Die Türkei hatte am Montag angekündigt, das Forschungsschiff «Oruc Reis» erneut zu seismischen Bodenuntersuchungen in das umstrittene Seegebiet südlich der griechischen Insel Kastelorizo zu schicken. Für zusätzlichen Ärger sorgten Entwicklungen auf Zypern, das seit 1974 nach einem griechischen Putsch und einer türkischen Militärintervention geteilt ist. Der Regierungschef der nur von der Türkei anerkannten Türkischen Republik Nordzypern entschied dort zuletzt, den mehr als 40 Jahre gesperrten Stadtteil Varosha in Famagusta teilweise wieder zu öffnen.

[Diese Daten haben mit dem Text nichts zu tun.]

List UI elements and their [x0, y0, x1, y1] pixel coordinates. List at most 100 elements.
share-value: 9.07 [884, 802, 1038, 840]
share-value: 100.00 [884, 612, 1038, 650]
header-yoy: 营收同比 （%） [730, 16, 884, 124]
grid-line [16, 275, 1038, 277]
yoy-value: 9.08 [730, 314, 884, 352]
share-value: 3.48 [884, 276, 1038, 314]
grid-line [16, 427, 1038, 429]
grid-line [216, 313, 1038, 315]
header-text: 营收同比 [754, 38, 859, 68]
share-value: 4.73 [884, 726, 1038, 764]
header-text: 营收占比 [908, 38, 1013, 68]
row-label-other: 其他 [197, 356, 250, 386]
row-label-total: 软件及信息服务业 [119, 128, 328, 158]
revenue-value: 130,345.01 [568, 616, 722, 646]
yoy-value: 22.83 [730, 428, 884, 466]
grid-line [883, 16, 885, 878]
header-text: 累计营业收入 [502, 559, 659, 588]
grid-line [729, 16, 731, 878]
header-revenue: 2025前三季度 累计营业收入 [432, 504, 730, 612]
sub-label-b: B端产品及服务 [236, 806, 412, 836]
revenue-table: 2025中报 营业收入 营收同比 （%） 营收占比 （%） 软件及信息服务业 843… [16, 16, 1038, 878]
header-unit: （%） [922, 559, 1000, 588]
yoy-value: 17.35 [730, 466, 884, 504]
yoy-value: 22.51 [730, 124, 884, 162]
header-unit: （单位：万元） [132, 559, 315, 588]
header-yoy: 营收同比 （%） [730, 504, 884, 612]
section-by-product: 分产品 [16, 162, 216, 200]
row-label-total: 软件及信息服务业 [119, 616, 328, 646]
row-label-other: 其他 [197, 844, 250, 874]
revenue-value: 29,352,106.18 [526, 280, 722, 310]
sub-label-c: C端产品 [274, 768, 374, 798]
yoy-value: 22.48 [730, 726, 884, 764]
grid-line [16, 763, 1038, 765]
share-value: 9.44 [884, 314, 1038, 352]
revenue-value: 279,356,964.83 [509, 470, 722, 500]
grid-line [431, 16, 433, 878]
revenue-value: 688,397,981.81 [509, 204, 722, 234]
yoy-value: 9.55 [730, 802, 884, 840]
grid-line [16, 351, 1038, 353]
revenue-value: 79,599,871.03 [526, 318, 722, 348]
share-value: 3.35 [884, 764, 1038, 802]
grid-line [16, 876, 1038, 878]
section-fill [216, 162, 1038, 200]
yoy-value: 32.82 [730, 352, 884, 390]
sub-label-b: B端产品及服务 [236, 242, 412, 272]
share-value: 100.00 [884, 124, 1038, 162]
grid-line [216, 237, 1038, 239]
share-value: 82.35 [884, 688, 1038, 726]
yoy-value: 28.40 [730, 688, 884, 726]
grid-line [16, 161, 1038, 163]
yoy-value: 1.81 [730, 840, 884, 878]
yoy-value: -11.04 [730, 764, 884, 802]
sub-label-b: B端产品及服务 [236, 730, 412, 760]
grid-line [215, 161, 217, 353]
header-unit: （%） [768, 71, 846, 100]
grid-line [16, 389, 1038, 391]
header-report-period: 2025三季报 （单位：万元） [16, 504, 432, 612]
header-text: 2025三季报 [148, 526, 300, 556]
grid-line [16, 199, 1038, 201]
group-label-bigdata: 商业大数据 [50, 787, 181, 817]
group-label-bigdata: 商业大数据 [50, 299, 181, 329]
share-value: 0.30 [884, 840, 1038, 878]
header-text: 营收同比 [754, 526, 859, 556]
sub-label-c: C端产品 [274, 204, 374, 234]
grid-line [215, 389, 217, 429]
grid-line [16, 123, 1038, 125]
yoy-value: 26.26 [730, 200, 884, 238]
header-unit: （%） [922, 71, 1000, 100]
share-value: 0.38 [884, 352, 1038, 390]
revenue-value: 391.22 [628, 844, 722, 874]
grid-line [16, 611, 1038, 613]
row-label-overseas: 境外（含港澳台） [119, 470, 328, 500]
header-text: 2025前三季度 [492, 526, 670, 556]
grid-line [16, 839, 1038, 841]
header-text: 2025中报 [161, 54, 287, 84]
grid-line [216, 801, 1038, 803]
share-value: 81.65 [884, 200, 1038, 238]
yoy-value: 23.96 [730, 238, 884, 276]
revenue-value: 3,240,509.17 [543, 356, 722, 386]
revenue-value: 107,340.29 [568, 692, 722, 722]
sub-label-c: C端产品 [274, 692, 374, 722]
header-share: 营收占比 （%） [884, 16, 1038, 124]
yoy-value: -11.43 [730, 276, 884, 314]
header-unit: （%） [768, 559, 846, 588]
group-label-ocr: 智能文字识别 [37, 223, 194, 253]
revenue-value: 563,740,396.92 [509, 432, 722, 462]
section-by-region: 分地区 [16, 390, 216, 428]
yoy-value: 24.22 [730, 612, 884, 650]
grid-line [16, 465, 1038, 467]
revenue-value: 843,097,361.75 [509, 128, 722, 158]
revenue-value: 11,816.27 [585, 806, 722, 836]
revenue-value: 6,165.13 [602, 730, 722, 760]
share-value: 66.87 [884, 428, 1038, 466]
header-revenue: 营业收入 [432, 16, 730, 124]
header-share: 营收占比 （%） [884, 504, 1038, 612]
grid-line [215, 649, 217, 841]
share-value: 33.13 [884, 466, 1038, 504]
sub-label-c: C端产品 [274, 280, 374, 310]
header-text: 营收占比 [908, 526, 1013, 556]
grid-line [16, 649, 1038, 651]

Für die Republik Zypern, deren Regierung den Südteil lenkt, war dies eine weitere schwere Provokation, da aus dem griechisch-zyprischen Stadtteil 1974 rund 40.000 Bewohner vor der türkischen Armee geflüchtet waren.

Der griechische Ministerpräsident Kyriakos Mitsotakis hatte zum Auftakt des Gipfels ein entschlossenes Auftreten der EU gegenüber Ankara gefordert. «Die Türkei besteht leider auf ihre provokative und aggressive Politik», sagte er. Die EU müsse nun standhaft bleiben und bei der Fortsetzung des türkischen Verhaltens Konsequenzen ziehen.

Rückendeckung bekam Mitsotakis unter anderem von Österreichs Kanzler Sebastian Kurz. «Wir haben in den letzten Wochen wieder einmal erlebt, dass die Türkei provoziert, dass die Türkei UN-Resolutionen bricht und Völkerrecht verletzt - und zwar gegen Griechenland und Zypern», sagte er. Aus österreichischer Sicht brauche es dringend eine entschlossene europäische Reaktion darauf. «Wenn wir der Türkei nicht rote Linien aufzeichnen, dann werden die Grenzen immer weiter versetzt werden, dann werden die Provokationen und die Verletzungen von Völkerrecht und UN-Resolutionen stetig mehr werden», so Kurz.